Today’s fall in Russia’s currency, the rouble, following the country’s de facto takeover of the Crimea region of Ukraine, is expected to hit outbound tourism.
The rouble today fell to its lowest levels against both the dollar and the euro in five years as markets reacted to yesterday’s incursions into Ukraine by Russian forces – which though they took place without any military violence – have further destabilised the region following the recent overthrow of the Ukrainian government by pro-western factions.
The worry for the duty free and travel retail business is that many high-spending Russians will be thinking twice about travel abroad. They will be reflecting not only on the rouble’s current collapse which – as well as obviously limiting their purchasing power – could slide even further given the unstable political situation and the talk of economic/financial sanctions from the west.
It should be noted that today’s fall exacerbates the rouble’s already plunging value over the whole of 2013. In the 2014 year to date, the Russian currency has slipped by -9.2% against the euro, while in the 12 months to the end of February, the slippage was -19.7%.
CHARTERS TO TAKE A HIT
Commenting on the currency’s impact on travel, Nancy Cockerell (left), Research Director at tourism analyst, the Travel Business Partnership, tells TRBusiness: “The falling rouble should only affect certain parts of the tourism market. Cities like London are unlikely to sustain much negative fallout but destinations such as Hainan (in China), Turkey and Thailand – essentially group package destinations served by charters – will be hit.”

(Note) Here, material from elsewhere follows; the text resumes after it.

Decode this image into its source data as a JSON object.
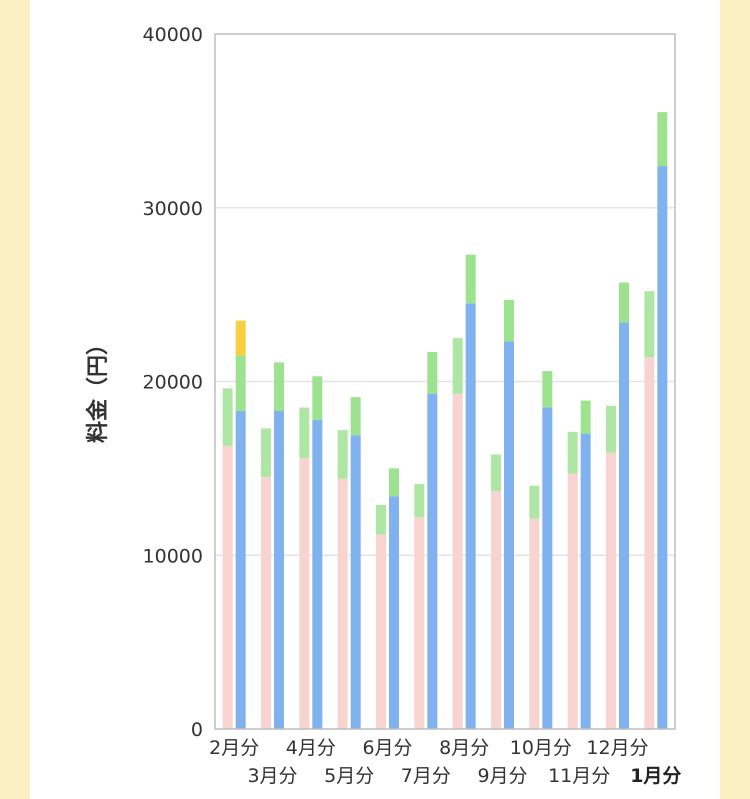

Cockerell maintains that the Russian super-rich, who currently flock in their droves to cities like London and Milan, and also to the French Riviera, will not change their travel plans. However, average Russian tourists on package holidays will feel the financial pressure and will either postpone vacation plans this year, or spend less if they are already booked to travel.
RussiaTourism – the federal agency for tourism of the Russian Federation – has, so far, made light of the plight of the rouble saying that it will have a positive impact on domestic tourism, a sector that the country is trying to develop this year.